Стив не стал спойлерить, что это будет не внук, а внучка, и просто присоединился к групповым обнимашкам. А еще он подумал, что, наверное, скоро можно будет уже перестать красить волосы хной.
Бороду он, правда, сбривать в любом случае не собирался, пусть уже и достаточно постарел, чтобы те, кто помнил капитана Роджерса, его не узнали. Он еще помнил, как Тони сбрил свою бородку, потому что она начала неравномерно седеть, и это было фиаско: Морган перестала его узнавать и горько плакала, потому что голос был папин, а лицо — нет, а Пеппер просто вздохнула тяжко-тяжко, когда ее свежевыбритый муж только вышел из ванной.
( — Тони, что за безобразие. Я выходила замуж за бородатого мужчину.
— Но седина несимметричная…
— Наплевать. )
Больше Тони таких экспериментов не ставил, хотя эту конкретную ситуацию как-то на одной мстительной летучке пересказал весьма эмоционально, в лицах.
Стив не собирался повторять его ошибок — тем более, зная Дебби, она могла начать плакать как Морган, а потом купить ему бутафорскую бороду и заставить ходить с ней, пока новая не отрастет.
***
После фиаско весной семидесятого Стив не видел Черную Вдову пятнадцать лет.
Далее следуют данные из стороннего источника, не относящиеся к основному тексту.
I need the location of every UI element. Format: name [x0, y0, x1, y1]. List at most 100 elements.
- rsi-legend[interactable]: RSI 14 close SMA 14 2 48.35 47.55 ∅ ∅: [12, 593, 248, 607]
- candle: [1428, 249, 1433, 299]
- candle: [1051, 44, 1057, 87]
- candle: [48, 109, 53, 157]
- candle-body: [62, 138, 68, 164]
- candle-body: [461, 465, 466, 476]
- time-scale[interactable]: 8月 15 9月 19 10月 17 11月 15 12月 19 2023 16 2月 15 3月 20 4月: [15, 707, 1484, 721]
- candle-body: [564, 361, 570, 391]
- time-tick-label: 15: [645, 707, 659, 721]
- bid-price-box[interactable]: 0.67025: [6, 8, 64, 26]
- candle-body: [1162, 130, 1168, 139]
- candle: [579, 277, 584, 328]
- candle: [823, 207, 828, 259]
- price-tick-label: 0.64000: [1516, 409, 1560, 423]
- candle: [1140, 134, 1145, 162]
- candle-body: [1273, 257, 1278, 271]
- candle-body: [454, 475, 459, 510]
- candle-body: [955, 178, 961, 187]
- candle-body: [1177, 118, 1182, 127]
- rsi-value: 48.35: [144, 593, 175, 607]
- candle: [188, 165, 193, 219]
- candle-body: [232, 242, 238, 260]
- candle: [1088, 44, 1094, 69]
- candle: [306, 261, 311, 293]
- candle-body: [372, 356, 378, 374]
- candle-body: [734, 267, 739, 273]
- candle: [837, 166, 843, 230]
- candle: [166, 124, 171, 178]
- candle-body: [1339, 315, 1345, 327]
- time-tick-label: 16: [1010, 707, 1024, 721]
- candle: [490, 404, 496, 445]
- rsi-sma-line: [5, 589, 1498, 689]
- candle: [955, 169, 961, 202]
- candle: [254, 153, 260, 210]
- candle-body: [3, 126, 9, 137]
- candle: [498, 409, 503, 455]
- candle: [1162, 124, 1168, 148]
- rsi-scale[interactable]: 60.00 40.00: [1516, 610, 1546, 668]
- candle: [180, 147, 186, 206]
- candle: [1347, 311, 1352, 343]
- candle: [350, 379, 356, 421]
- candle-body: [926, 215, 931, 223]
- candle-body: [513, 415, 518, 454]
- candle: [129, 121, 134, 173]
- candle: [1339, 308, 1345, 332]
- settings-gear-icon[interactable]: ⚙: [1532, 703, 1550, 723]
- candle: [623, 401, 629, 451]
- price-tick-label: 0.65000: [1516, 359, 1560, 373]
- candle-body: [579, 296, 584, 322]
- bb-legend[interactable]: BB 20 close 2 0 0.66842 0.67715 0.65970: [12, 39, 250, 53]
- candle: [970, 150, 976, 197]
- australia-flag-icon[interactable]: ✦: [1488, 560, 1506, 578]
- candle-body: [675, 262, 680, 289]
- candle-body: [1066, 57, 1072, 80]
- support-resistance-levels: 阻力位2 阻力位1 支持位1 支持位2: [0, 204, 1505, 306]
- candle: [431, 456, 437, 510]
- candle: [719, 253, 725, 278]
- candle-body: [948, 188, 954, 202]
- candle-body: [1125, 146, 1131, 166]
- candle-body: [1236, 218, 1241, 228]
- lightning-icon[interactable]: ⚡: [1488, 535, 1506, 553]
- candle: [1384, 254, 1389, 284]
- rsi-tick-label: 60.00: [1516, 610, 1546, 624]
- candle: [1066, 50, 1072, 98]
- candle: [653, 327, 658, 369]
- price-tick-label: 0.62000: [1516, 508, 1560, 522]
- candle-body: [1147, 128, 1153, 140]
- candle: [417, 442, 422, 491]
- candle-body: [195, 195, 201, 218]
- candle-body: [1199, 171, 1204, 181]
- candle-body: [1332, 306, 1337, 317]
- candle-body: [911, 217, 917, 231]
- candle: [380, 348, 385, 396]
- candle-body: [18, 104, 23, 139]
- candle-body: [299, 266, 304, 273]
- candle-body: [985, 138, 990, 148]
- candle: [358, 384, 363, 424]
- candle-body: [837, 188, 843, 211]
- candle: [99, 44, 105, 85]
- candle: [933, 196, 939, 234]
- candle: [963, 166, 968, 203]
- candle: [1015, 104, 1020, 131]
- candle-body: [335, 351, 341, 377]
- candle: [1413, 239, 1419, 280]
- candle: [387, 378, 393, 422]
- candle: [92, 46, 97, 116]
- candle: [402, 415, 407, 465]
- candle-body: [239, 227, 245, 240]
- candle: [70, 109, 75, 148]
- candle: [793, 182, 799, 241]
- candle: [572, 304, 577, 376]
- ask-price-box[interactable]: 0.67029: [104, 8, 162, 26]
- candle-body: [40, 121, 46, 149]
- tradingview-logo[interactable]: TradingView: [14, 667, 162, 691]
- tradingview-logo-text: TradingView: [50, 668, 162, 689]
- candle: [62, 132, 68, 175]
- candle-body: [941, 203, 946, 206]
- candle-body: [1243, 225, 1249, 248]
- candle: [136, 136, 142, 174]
Он скучал по старой подруге, пусть они на тот момент и были в разных лагерях, но оно и к лучшему: Пегги наконец-то перестала вопить раненным тюленем насчет того, что Стив якшается с коммунистами. Ну, блин, прости, любимая, так получилось.
Боба успел накопить на свой ресторан в облюбованном туристами районе Бруклина, Дебби воспитывала двоих детей, а Тони, устав терпеть школьную программу, «рассчитанную на имбецилов», и патологическое свинство своего соседа, сдал выпускные экзамены экстерном и поступил в МТИ. Теперь малыш жил в Бостоне большую часть года, а в Нью-Йорке ходил осторожно: как только умерла матушка Говарда, активизировался Гвидо с посылом “наконец-то эта старая еврейская курва сдохла”.
Добрый дедушка в воскресенье вытащил (едва ли проснувшегося) Тони из особняка и потащил в сторону церкви. Стив тоже как раз туда собирался, так что на дивную пастораль наткнулся неподалеку от входа в собор.
Тони проснулся примерно на середине монолога дедушки, который страшно переживал насчет того, что внук сто лет не исповедовался:
— …перекрестишься, поцелуешь перстень отцу Джованни… — услышал Стив издалека.
Тут Тони наконец-то проснулся, помотал головой и довольно вежливо, но весьма категорично заявил:
— Дед, я никуда не пойду и не буду ничего целовать, я атеист.
Вздох ужаса синьора Гвидо был громок и театрален — Стив невольно вспомнил собственную реакцию на вот это же заявление Тони, когда сам Стив, в свои едва ли двадцать семь, пытался его распекать.
— Да что ты городишь! Как Мария это допустила?! Ты что, хочешь гореть в аду?!
Гвидо начал задвигать внуку гневную речь, и Стив бы впечатлился, правда, он ведь и сам был католиком, но на лице у Тони были такие усталость и страдание, что он подошел к ним и взял Тони за локоток со словами:
— Ну все, пошли в храм.
И потянул его в сторону от Гвидо, удовлетворенно кивнувшего и теперь обыскивающего карманы на предмет трубки и табака.
— Нет, дядь, пусти, я не хочу в храм, я атеист! — жалобно завыл Тони, тут же опознав Стива.